Shares in CRH fell by as much as 2% at one stage after acquisition target Ash Grove said it had received an offer, valuing it at between $3.7bn and $3.8bn, from an unnamed company, later identified as Summit Materials.
It said it would take about two weeks to consider the new terms.
Last month, CRH said it had struck an agreement ahead of final approval to acquire Kansas-based Ash Grove, which last year generated a pre-tax profit of $215m from its eight cement plants.
The acquisition is part of the Irish company’s renewed expansion in the US, where it already earns most of its profits. Plans by US President Donald Trump to pump billions into America’s dilapidated infrastructure have boosted the shares of many US construction firms this year.
At the time, both CRH chief executive Albert Manifold and Ash Grove chairman Charlie Sutherland — whose family had helped grow the cement firm — hailed the prospects for the bid.
CRH is Ash Grove’s biggest customer and has long had “a close and highly productive relationship” with CRH in the US, said Mr Sutherland.
Darren McKinley, senior analyst at Merrion Capital, said there was a 60% probability that CRH would still secure Ash Grove by increasing its offer by a modest amount and staring out rival Summit Materials.
Valued at €25.9bn, CRH is by far the bigger of the two suitors and should have the wherewithal to secure Ash Grove. It will nonetheless want to avoid being dragged into any bidding war.
The “opportunistic” rival offer was unlikely to disrupt plans by CRH to pursue other US targets as it uses up an estimated €4bn war chest for acquisitions, said Mr McKinley.

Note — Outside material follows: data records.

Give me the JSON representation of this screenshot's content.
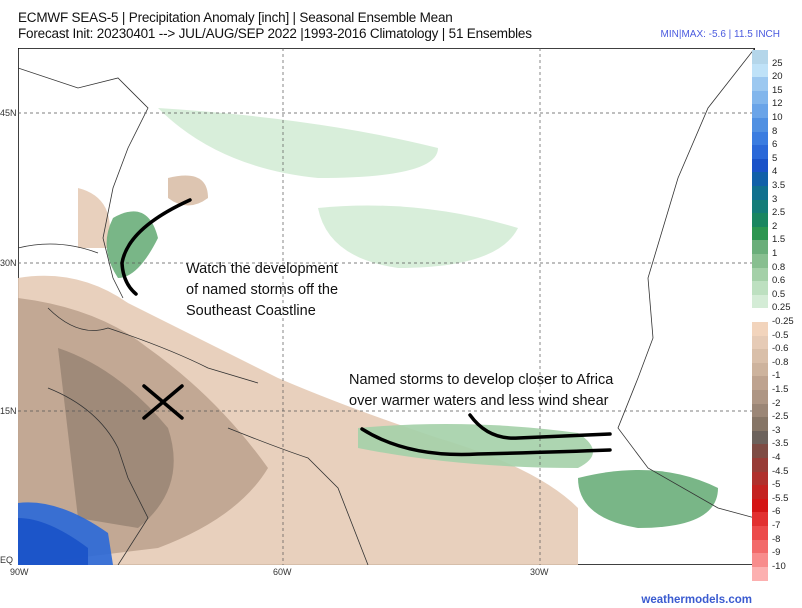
{
  "header": {
    "title_line1": "ECMWF SEAS-5 | Precipitation Anomaly [inch] | Seasonal Ensemble Mean",
    "title_line2": "Forecast Init: 20230401 --> JUL/AUG/SEP 2022  |1993-2016 Climatology | 51 Ensembles",
    "minmax": "MIN|MAX: -5.6 | 11.5 INCH"
  },
  "map": {
    "lat_labels": [
      "45N",
      "30N",
      "15N",
      "EQ"
    ],
    "lon_labels": [
      "90W",
      "60W",
      "30W"
    ],
    "annotations": [
      {
        "lines": [
          "Watch the development",
          "of named storms off the",
          "Southeast Coastline"
        ]
      },
      {
        "lines": [
          "Named storms to develop closer to Africa",
          "over warmer waters and less wind shear"
        ]
      }
    ],
    "marker": "X"
  },
  "colorbar": {
    "labels": [
      "25",
      "20",
      "15",
      "12",
      "10",
      "8",
      "6",
      "5",
      "4",
      "3.5",
      "3",
      "2.5",
      "2",
      "1.5",
      "1",
      "0.8",
      "0.6",
      "0.5",
      "0.25",
      "-0.25",
      "-0.5",
      "-0.6",
      "-0.8",
      "-1",
      "-1.5",
      "-2",
      "-2.5",
      "-3",
      "-3.5",
      "-4",
      "-4.5",
      "-5",
      "-5.5",
      "-6",
      "-7",
      "-8",
      "-9",
      "-10"
    ],
    "colors": [
      "#b4d6ea",
      "#bfe2f8",
      "#9cc8f0",
      "#82b6ec",
      "#6aa4e8",
      "#5090e2",
      "#3a7ce0",
      "#2a68d8",
      "#1a52c8",
      "#1160a8",
      "#10708e",
      "#147c78",
      "#1a8660",
      "#2c9650",
      "#6aae7a",
      "#88bf90",
      "#a4d0a8",
      "#bde0c0",
      "#d4ecd6",
      "#ffffff",
      "#f2d4bc",
      "#e6cbb6",
      "#d9bfa9",
      "#cdb39d",
      "#bea38f",
      "#ae9684",
      "#9b8676",
      "#867566",
      "#6c625c",
      "#7e4c44",
      "#983c36",
      "#b0302c",
      "#c42220",
      "#d41414",
      "#e23030",
      "#ec4a4a",
      "#f26a6a",
      "#f88c8c",
      "#fcb0b0"
    ]
  },
  "credit": "weathermodels.com"
}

“Given CRH’s position as Ash Grove’s largest customer, they are well placed to determine whether a higher offer makes sense or whether to let Ash Grove shareholders decide whether they want cash in hand now from CRH or to merge with a company that is trading on 26 times earnings which currently doesn’t pay a dividend,” he said.

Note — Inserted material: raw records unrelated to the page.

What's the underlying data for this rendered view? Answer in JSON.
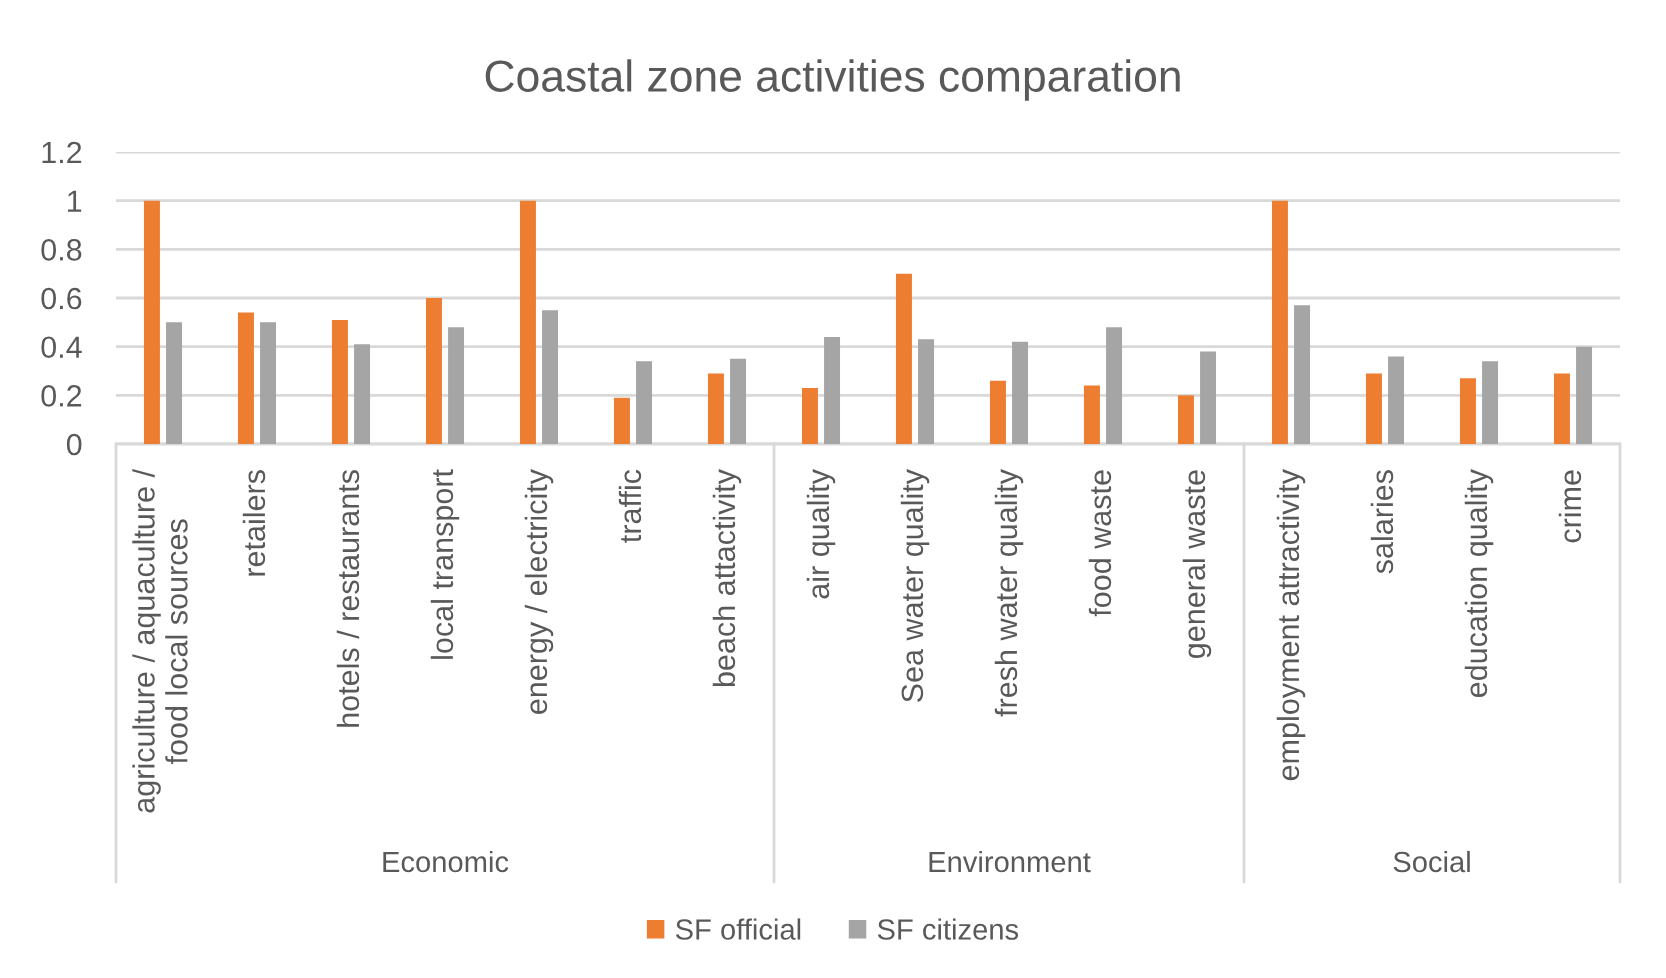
{
  "chart_data": [
    {
      "type": "bar",
      "title": "Coastal zone activities comparation",
      "xlabel": "Economic",
      "categories": [
        "agriculture / aquaculture /\nfood local sources",
        "retailers",
        "hotels / restaurants",
        "local transport",
        "energy / electricity",
        "traffic",
        "beach attactivity"
      ],
      "series": [
        {
          "name": "SF official",
          "color": "#ed7d31",
          "values": [
            1,
            0.54,
            0.51,
            0.6,
            1,
            0.19,
            0.29
          ]
        },
        {
          "name": "SF citizens",
          "color": "#a5a5a5",
          "values": [
            0.5,
            0.5,
            0.41,
            0.48,
            0.55,
            0.34,
            0.35
          ]
        }
      ],
      "ylim": [
        0,
        1.2
      ],
      "yticks": [
        0,
        0.2,
        0.4,
        0.6,
        0.8,
        1,
        1.2
      ],
      "grid": "y",
      "legend": "bottom"
    },
    {
      "type": "bar",
      "xlabel": "Environment",
      "categories": [
        "air quality",
        "Sea water quality",
        "fresh water quality",
        "food waste",
        "general waste"
      ],
      "series": [
        {
          "name": "SF official",
          "color": "#ed7d31",
          "values": [
            0.23,
            0.7,
            0.26,
            0.24,
            0.2
          ]
        },
        {
          "name": "SF citizens",
          "color": "#a5a5a5",
          "values": [
            0.44,
            0.43,
            0.42,
            0.48,
            0.38
          ]
        }
      ],
      "ylim": [
        0,
        1.2
      ],
      "yticks": [
        0,
        0.2,
        0.4,
        0.6,
        0.8,
        1,
        1.2
      ],
      "grid": "y",
      "tick_labels": "x"
    },
    {
      "type": "bar",
      "xlabel": "Social",
      "categories": [
        "employment attractivity",
        "salaries",
        "education quality",
        "crime"
      ],
      "series": [
        {
          "name": "SF official",
          "color": "#ed7d31",
          "values": [
            1,
            0.29,
            0.27,
            0.29
          ]
        },
        {
          "name": "SF citizens",
          "color": "#a5a5a5",
          "values": [
            0.57,
            0.36,
            0.34,
            0.4
          ]
        }
      ],
      "ylim": [
        0,
        1.2
      ],
      "yticks": [
        0,
        0.2,
        0.4,
        0.6,
        0.8,
        1,
        1.2
      ],
      "grid": "y",
      "tick_labels": "x"
    }
  ]
}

Davy analysts said that CRH is better placed and has the “financial firepower” to increase its offer.
“CRH’s options are now threefold: Pursue its original proposal if Ash Grove continues to see it as a superior bid (there is no indication the new bid is a better proposal); match or better the new proposal, which the group clearly has the financial firepower to do; or walk away if the value is not there for shareholders. Given the group’s track record, shareholder value will be the key determinant of its next step,” said Davy.
CRH’s US operations include a cement plant in Montana, and five cement terminals.